When people haven’t liked Kobe Bryant in the past, their stances have been more concrete than Hoover Dam. You had more chance of getting Kwame Brown to score 81 points in a game than you had of getting a Kobe-hater to start “coming around.”

But here was the crux of my friend J.T.’s rationale: “What I like about him now is that he’s focused on winning with his team and not just winning by himself.”

J.T. is not an NBA diehard but is an educated sports fan. He remembers being awed by Bryant as far back as his high-school days but never became a Kobe guy. Like many, J.T. didn’t see Bryant as tackling the challenge of winning championships as much as stretching his personal limits.

“I think fans hate that,” J.T. said. “They say, ‘Yeah, it’s exciting to see a physical freak jump through the roof and shoot the ball while triple-teamed, but not at the cost of winning for your team.”

Whether Bryant’s lust for self-improvement actually cost the Lakers more than it helped them is very much debatable. Yet J.T.’s point is that he sees the latter-day Bryant providing both: highlight-reel thrills and a winning brand of leadership.

So I approached Bryant after practice Saturday with the gist of J.T.’s take. I asked Bryant if he cared about getting a non-fan to “come around,” and he said he definitely did. I asked Bryant about changing as a player, but there he did not agree.

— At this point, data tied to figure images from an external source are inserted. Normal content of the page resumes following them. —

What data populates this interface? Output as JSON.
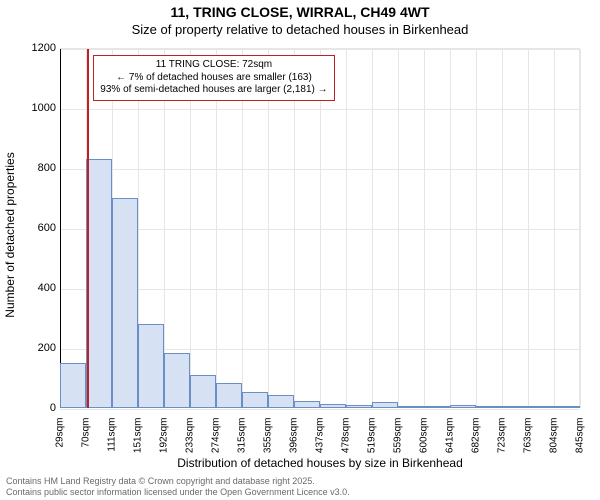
{
  "title_line1": "11, TRING CLOSE, WIRRAL, CH49 4WT",
  "title_line2": "Size of property relative to detached houses in Birkenhead",
  "x_axis_title": "Distribution of detached houses by size in Birkenhead",
  "y_axis_title": "Number of detached properties",
  "footer_line1": "Contains HM Land Registry data © Crown copyright and database right 2025.",
  "footer_line2": "Contains public sector information licensed under the Open Government Licence v3.0.",
  "chart": {
    "type": "histogram",
    "background_color": "#ffffff",
    "grid_color": "#e6e6e6",
    "axis_color": "#000000",
    "bar_fill": "#d6e1f3",
    "bar_border": "#6a8fc7",
    "marker_color": "#c02020",
    "annotation_border": "#c02020",
    "ylim": [
      0,
      1200
    ],
    "ytick_step": 200,
    "x_categories": [
      "29sqm",
      "70sqm",
      "111sqm",
      "151sqm",
      "192sqm",
      "233sqm",
      "274sqm",
      "315sqm",
      "355sqm",
      "396sqm",
      "437sqm",
      "478sqm",
      "519sqm",
      "559sqm",
      "600sqm",
      "641sqm",
      "682sqm",
      "723sqm",
      "763sqm",
      "804sqm",
      "845sqm"
    ],
    "values": [
      150,
      830,
      700,
      280,
      185,
      110,
      85,
      55,
      45,
      25,
      15,
      10,
      20,
      5,
      8,
      10,
      3,
      5,
      3,
      0
    ],
    "marker_category_index": 1,
    "marker_fraction_in_bin": 0.05,
    "annotation": {
      "line1": "11 TRING CLOSE: 72sqm",
      "line2": "← 7% of detached houses are smaller (163)",
      "line3": "93% of semi-detached houses are larger (2,181) →"
    },
    "title_fontsize": 14,
    "subtitle_fontsize": 13,
    "axis_label_fontsize": 12,
    "tick_fontsize": 11
  }
}
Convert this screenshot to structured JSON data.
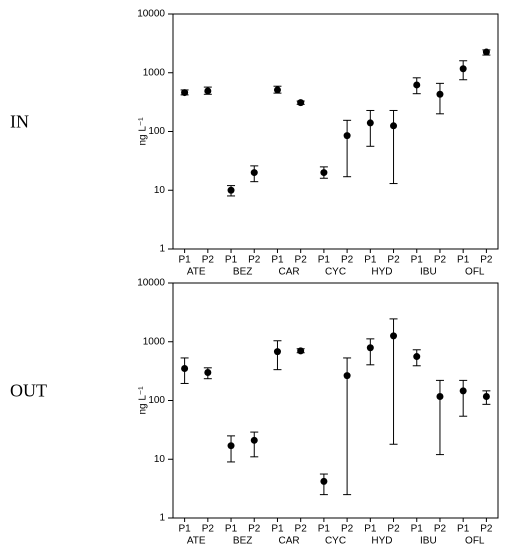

“I’ve been playing the same way since I came in this league,” Bryant said. “I think the thing that has changed is my role on the team, so now things that I would’ve done when Shaquille (O’Neal) was here in terms of getting in people’s faces and demanding stuff from them or calling guys out or whatever, it’s viewed as leadership. Back then, it was viewed as a young kid stepping out of line.”

Bryant was committed to playing team ball when it needed to be played to win championships, something few outsiders understand fully.

“I see Kobe with Kevin Garnett’s intensity about his team — rather than about Kobe,” J.T. said.

How much has Kobe Bryant changed his leadership and his image for the better? Enough to change the opinion of at least one fan.